/lightweight_spkr_anon

Lightweight speaker anonymization [IEEE SLT2021]

Primary LanguagePythonMIT LicenseMIT

Lightweight speaker anonymization [IEEE SLT2021]

This recipe optimizes parameters of voice modification modules M(*) for speaker anonymization. Given training data (speech, text, speaker label), this recipe estimates the parameters that minimize I_obj consisting of WER (word error rate) and negative EER (equal error rate).

flow

Requirement

  • Python 3.6 or the later
  • librosa
  • soundfile
  • functools
  • joblib
  • optuna
  • shutil
  • audiotsm
  • scipy

Anonymization using pre-optimized parameters

You can anonymize speech using pre-optimized model parameters. For example,

python scripts/anonymize.py params/vctk/male/R.json      # resampling only
python scripts/anonymize.py params/vctk/male/R-MS.json   # resampling & MS smoothing.

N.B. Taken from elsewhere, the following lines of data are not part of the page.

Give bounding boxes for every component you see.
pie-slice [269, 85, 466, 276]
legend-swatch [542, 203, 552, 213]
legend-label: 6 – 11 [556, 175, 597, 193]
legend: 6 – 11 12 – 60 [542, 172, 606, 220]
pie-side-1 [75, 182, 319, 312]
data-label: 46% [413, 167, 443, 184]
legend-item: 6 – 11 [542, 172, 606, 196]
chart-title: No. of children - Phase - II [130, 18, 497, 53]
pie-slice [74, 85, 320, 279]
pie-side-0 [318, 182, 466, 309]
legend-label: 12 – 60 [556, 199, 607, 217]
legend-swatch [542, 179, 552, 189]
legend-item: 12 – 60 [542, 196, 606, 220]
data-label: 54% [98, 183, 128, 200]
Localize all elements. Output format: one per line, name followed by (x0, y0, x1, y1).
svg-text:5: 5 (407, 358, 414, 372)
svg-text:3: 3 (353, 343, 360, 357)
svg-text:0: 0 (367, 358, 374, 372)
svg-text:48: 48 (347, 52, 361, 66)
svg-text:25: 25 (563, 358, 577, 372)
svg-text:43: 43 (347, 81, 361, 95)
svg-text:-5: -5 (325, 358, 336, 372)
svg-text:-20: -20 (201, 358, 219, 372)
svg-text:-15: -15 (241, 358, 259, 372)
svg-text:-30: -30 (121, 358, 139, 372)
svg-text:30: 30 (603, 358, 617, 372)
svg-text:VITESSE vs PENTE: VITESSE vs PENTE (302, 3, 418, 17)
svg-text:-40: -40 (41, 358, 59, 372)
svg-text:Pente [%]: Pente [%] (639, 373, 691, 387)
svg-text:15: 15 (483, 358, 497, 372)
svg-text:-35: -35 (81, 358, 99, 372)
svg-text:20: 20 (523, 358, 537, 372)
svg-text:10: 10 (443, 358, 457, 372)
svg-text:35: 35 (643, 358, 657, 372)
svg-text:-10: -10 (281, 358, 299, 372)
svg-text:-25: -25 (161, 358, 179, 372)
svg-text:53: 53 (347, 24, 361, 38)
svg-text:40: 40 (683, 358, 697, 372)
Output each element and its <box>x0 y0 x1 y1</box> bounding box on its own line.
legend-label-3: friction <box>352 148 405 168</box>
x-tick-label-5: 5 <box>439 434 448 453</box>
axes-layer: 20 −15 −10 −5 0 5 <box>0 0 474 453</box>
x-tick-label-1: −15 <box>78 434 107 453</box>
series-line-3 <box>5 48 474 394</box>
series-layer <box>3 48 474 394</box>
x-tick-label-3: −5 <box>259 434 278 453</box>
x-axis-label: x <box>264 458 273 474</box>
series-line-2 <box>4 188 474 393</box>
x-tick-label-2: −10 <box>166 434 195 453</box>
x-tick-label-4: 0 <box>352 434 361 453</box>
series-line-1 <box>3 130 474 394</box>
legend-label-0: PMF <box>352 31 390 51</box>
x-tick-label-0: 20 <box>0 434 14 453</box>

This script loads data/vctk/p227_001.wav and saves the anonymized speech to anonymized.wav. The path *.json is formmatted as {dataset}/{gender}/{method}.json, where

  • dataset: speech dataset we used for optimization (librispeech or vctk)
  • gender: male or female
  • method: modification method. VLTN (V), resampling (R), McAdams (M), MS (MS smoothing), CL (clipping), CH (chorus).

We recommend to use */*/R.json. See reference for details.

Optimization

You can optimize model parameters using your own ASR (automatic speech recognition), ASV (automatic speaker verification), and training data (speech, text, speaker label).

python scripts/optimize.py

Before running, please revise loss_asr() and loss_asv() to use your own ASR and ASV systems for computing WER and EER. These functions implemented in this repository return dummy values. This script loads data/vctk/*.wav as training data and saves the optimized parameters to params/sample.json. The hparams variable in this script lists hyperparameters and cascaded modules. For example, when you uncomment hparams["anon_params"]["mcadas"], the McAdams transformation module will be added to the cascade. The cascade executes modules, following an order in hparams["anon_params"].

After optimization, you can drive anonymization as shown above.

Reference

Hiroto Kai, Shinnosuke Takamichi, Sayaka Shiota, Hitoshi Kiya, "Lightweight voice anonymization based on data-driven optimization of cascaded voice modification modules," Proc. IEEE SLT, pp. xxx--xxx, Shenzhen, China, 2021. (to appear)

Note

Sample data stored in data/vctk/ is downsampled version of VCTK dataset.